The announced expansion of APM options through MACRA came on the same day commercial payers in LAN, a public-private partnership that aims to expand the use of APMs, revealed the extent of such expansion efforts. Seventy commercial payers and two Medicaid plans in LAN, which cover 67 percent of the nation’s 208 million commercially insured beneficiaries, revealed that 23 percent of their total spending was through APMs as of January. In comparison, 62 percent of spending was through straight fee-for-service (FFS) and 15 percent was FFS with some kind of link to quality or value.
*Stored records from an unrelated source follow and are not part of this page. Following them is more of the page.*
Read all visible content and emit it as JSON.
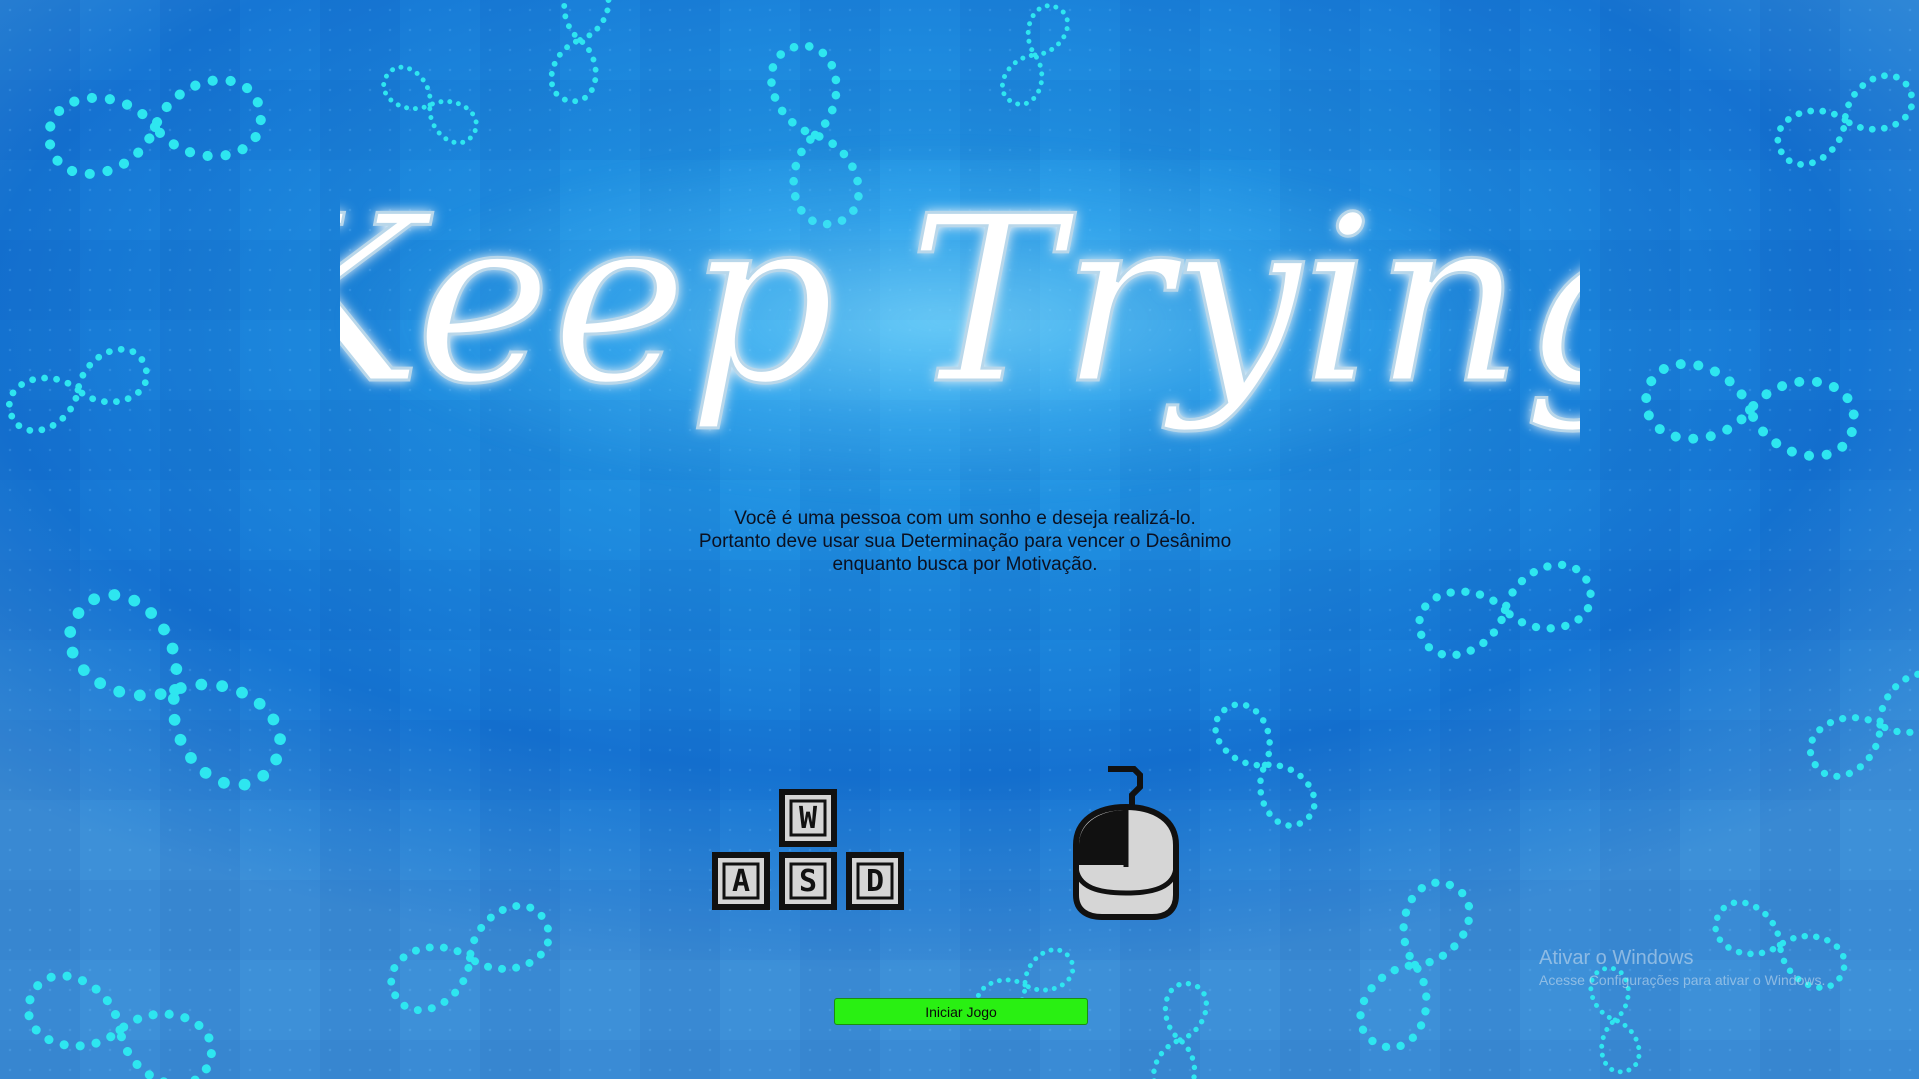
{
  "game": {
    "title": "Keep Trying",
    "description_lines": [
      "Você é uma pessoa com um sonho e deseja realizá-lo.",
      "Portanto deve usar sua Determinação para vencer o Desânimo",
      "enquanto busca por Motivação."
    ],
    "controls": {
      "keys": [
        "W",
        "A",
        "S",
        "D"
      ]
    },
    "start_button_label": "Iniciar Jogo"
  },
  "os_watermark": {
    "title": "Ativar o Windows",
    "subtitle": "Acesse Configurações para ativar o Windows."
  },
  "colors": {
    "background": "#1f8ee0",
    "infinity_dots": "#2ee6f0",
    "title_fill": "#ffffff",
    "button": "#29f012"
  }
}
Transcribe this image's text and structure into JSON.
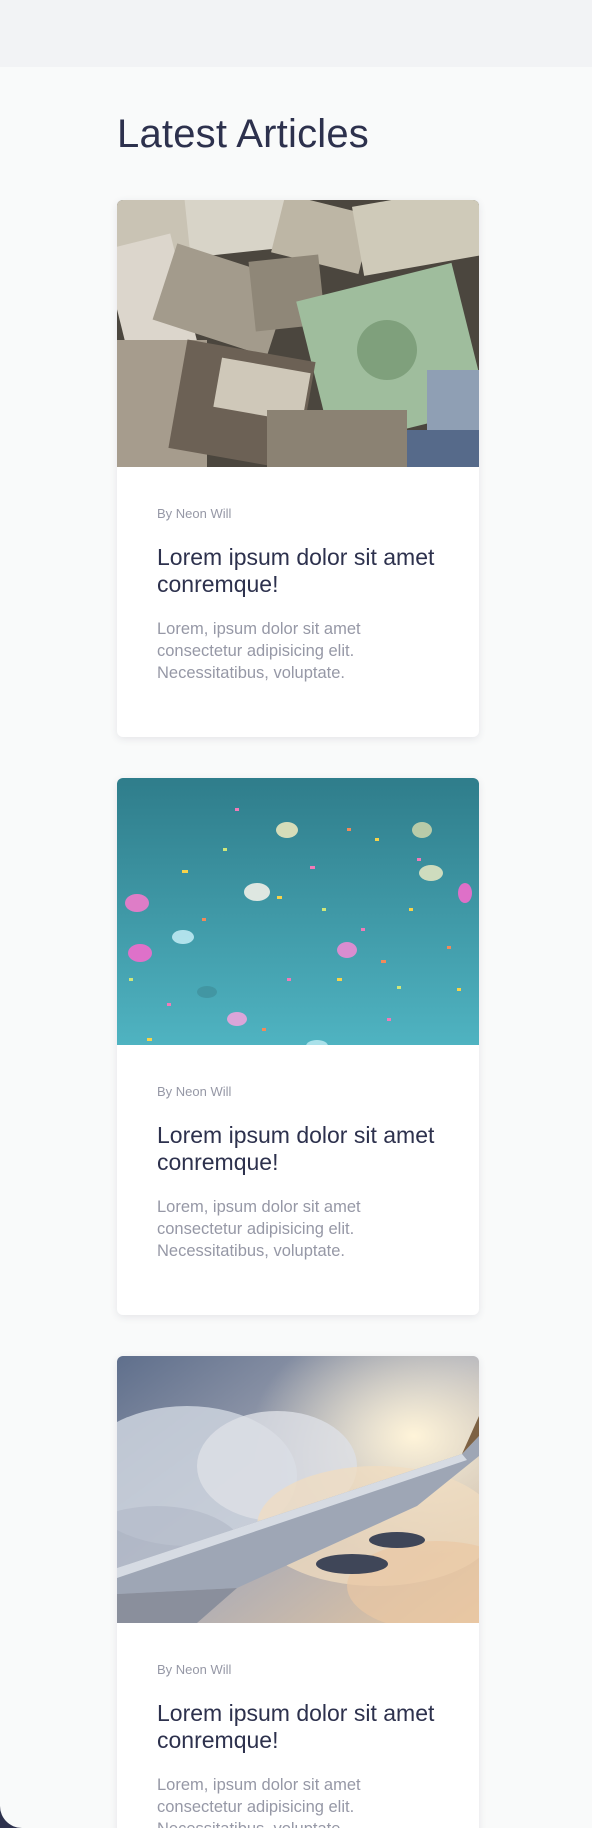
{
  "section_title": "Latest Articles",
  "articles": [
    {
      "image_subject": "currency banknotes",
      "author": "By Neon Will",
      "title": "Lorem ipsum dolor sit amet conremque!",
      "excerpt": "Lorem, ipsum dolor sit amet consectetur adipisicing elit. Necessitatibus, voluptate."
    },
    {
      "image_subject": "confetti",
      "author": "By Neon Will",
      "title": "Lorem ipsum dolor sit amet conremque!",
      "excerpt": "Lorem, ipsum dolor sit amet consectetur adipisicing elit. Necessitatibus, voluptate."
    },
    {
      "image_subject": "airplane wing above clouds",
      "author": "By Neon Will",
      "title": "Lorem ipsum dolor sit amet conremque!",
      "excerpt": "Lorem, ipsum dolor sit amet consectetur adipisicing elit. Necessitatibus, voluptate."
    }
  ],
  "colors": {
    "heading": "#2d314d",
    "muted": "#9698a6",
    "background": "#f9fafa",
    "card": "#ffffff"
  }
}
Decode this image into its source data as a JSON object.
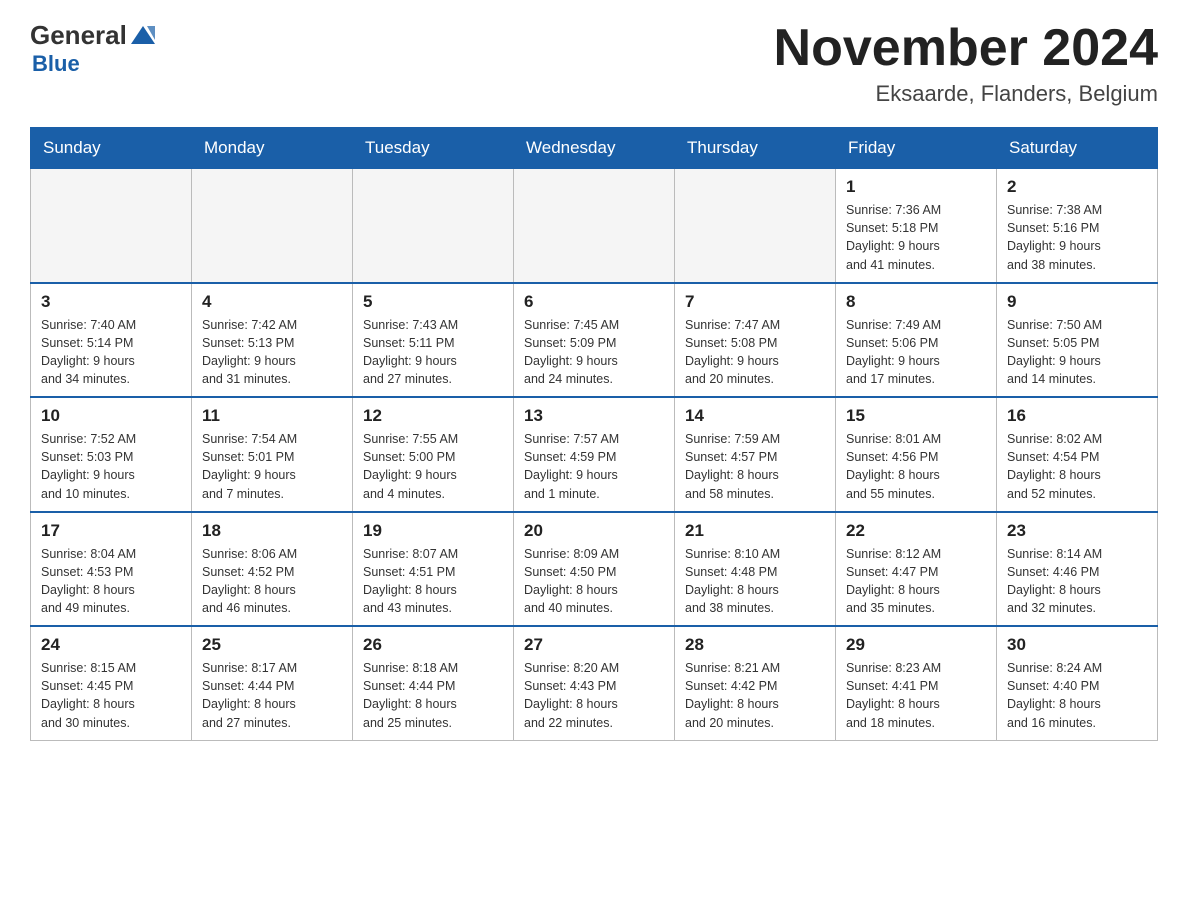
{
  "header": {
    "logo_general": "General",
    "logo_blue": "Blue",
    "month_title": "November 2024",
    "location": "Eksaarde, Flanders, Belgium"
  },
  "weekdays": [
    "Sunday",
    "Monday",
    "Tuesday",
    "Wednesday",
    "Thursday",
    "Friday",
    "Saturday"
  ],
  "weeks": [
    [
      {
        "day": "",
        "info": ""
      },
      {
        "day": "",
        "info": ""
      },
      {
        "day": "",
        "info": ""
      },
      {
        "day": "",
        "info": ""
      },
      {
        "day": "",
        "info": ""
      },
      {
        "day": "1",
        "info": "Sunrise: 7:36 AM\nSunset: 5:18 PM\nDaylight: 9 hours\nand 41 minutes."
      },
      {
        "day": "2",
        "info": "Sunrise: 7:38 AM\nSunset: 5:16 PM\nDaylight: 9 hours\nand 38 minutes."
      }
    ],
    [
      {
        "day": "3",
        "info": "Sunrise: 7:40 AM\nSunset: 5:14 PM\nDaylight: 9 hours\nand 34 minutes."
      },
      {
        "day": "4",
        "info": "Sunrise: 7:42 AM\nSunset: 5:13 PM\nDaylight: 9 hours\nand 31 minutes."
      },
      {
        "day": "5",
        "info": "Sunrise: 7:43 AM\nSunset: 5:11 PM\nDaylight: 9 hours\nand 27 minutes."
      },
      {
        "day": "6",
        "info": "Sunrise: 7:45 AM\nSunset: 5:09 PM\nDaylight: 9 hours\nand 24 minutes."
      },
      {
        "day": "7",
        "info": "Sunrise: 7:47 AM\nSunset: 5:08 PM\nDaylight: 9 hours\nand 20 minutes."
      },
      {
        "day": "8",
        "info": "Sunrise: 7:49 AM\nSunset: 5:06 PM\nDaylight: 9 hours\nand 17 minutes."
      },
      {
        "day": "9",
        "info": "Sunrise: 7:50 AM\nSunset: 5:05 PM\nDaylight: 9 hours\nand 14 minutes."
      }
    ],
    [
      {
        "day": "10",
        "info": "Sunrise: 7:52 AM\nSunset: 5:03 PM\nDaylight: 9 hours\nand 10 minutes."
      },
      {
        "day": "11",
        "info": "Sunrise: 7:54 AM\nSunset: 5:01 PM\nDaylight: 9 hours\nand 7 minutes."
      },
      {
        "day": "12",
        "info": "Sunrise: 7:55 AM\nSunset: 5:00 PM\nDaylight: 9 hours\nand 4 minutes."
      },
      {
        "day": "13",
        "info": "Sunrise: 7:57 AM\nSunset: 4:59 PM\nDaylight: 9 hours\nand 1 minute."
      },
      {
        "day": "14",
        "info": "Sunrise: 7:59 AM\nSunset: 4:57 PM\nDaylight: 8 hours\nand 58 minutes."
      },
      {
        "day": "15",
        "info": "Sunrise: 8:01 AM\nSunset: 4:56 PM\nDaylight: 8 hours\nand 55 minutes."
      },
      {
        "day": "16",
        "info": "Sunrise: 8:02 AM\nSunset: 4:54 PM\nDaylight: 8 hours\nand 52 minutes."
      }
    ],
    [
      {
        "day": "17",
        "info": "Sunrise: 8:04 AM\nSunset: 4:53 PM\nDaylight: 8 hours\nand 49 minutes."
      },
      {
        "day": "18",
        "info": "Sunrise: 8:06 AM\nSunset: 4:52 PM\nDaylight: 8 hours\nand 46 minutes."
      },
      {
        "day": "19",
        "info": "Sunrise: 8:07 AM\nSunset: 4:51 PM\nDaylight: 8 hours\nand 43 minutes."
      },
      {
        "day": "20",
        "info": "Sunrise: 8:09 AM\nSunset: 4:50 PM\nDaylight: 8 hours\nand 40 minutes."
      },
      {
        "day": "21",
        "info": "Sunrise: 8:10 AM\nSunset: 4:48 PM\nDaylight: 8 hours\nand 38 minutes."
      },
      {
        "day": "22",
        "info": "Sunrise: 8:12 AM\nSunset: 4:47 PM\nDaylight: 8 hours\nand 35 minutes."
      },
      {
        "day": "23",
        "info": "Sunrise: 8:14 AM\nSunset: 4:46 PM\nDaylight: 8 hours\nand 32 minutes."
      }
    ],
    [
      {
        "day": "24",
        "info": "Sunrise: 8:15 AM\nSunset: 4:45 PM\nDaylight: 8 hours\nand 30 minutes."
      },
      {
        "day": "25",
        "info": "Sunrise: 8:17 AM\nSunset: 4:44 PM\nDaylight: 8 hours\nand 27 minutes."
      },
      {
        "day": "26",
        "info": "Sunrise: 8:18 AM\nSunset: 4:44 PM\nDaylight: 8 hours\nand 25 minutes."
      },
      {
        "day": "27",
        "info": "Sunrise: 8:20 AM\nSunset: 4:43 PM\nDaylight: 8 hours\nand 22 minutes."
      },
      {
        "day": "28",
        "info": "Sunrise: 8:21 AM\nSunset: 4:42 PM\nDaylight: 8 hours\nand 20 minutes."
      },
      {
        "day": "29",
        "info": "Sunrise: 8:23 AM\nSunset: 4:41 PM\nDaylight: 8 hours\nand 18 minutes."
      },
      {
        "day": "30",
        "info": "Sunrise: 8:24 AM\nSunset: 4:40 PM\nDaylight: 8 hours\nand 16 minutes."
      }
    ]
  ]
}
“My sense is that we’re steadily increasing if not accelerating [the use of APMs], but it’s really hard to know because there hasn’t been a baseline,” said McClellan, the other co-chair of the LAN Guiding Committee. “That’s why this was such an important, unprecedented survey.”

Burwell noted that beginning in 2019, MACRA will give providers credit for participating in Medicaid and commercial APMs.

“We now appreciate that many of you will be the first to offer clinicians the opportunity to participate in advanced APMs in Medicaid and the commercial market,” Burwell said at a LAN event.

The commercial plan release followed recent concerns raised by a prominent organization of not-for-profit health plans that CMS might make advanced APMs so stringent under MACRA that they limit provider participation in private payment reforms.

Among plans surveyed, Medicare Advantage (MA) plans showed the most widespread adoption of APMs, according to an LAN report. Specifically, 41 percent of MA plan spending was in either APMs built on an FFS structure or population health models, compared with only 22 percent of commercial health plan spending and 18 percent of Medicaid healthcare spending.

“Over the longer term, one of the main goals of this effort is to get more alignment between what is happening in Medicare, Medicaid, and commercial payment,” McClellan said. “One of the things that will come out of this effort is a clear understanding of how those different models are being adopted and what forms really are leading to improvements in outcomes and reductions in cost.”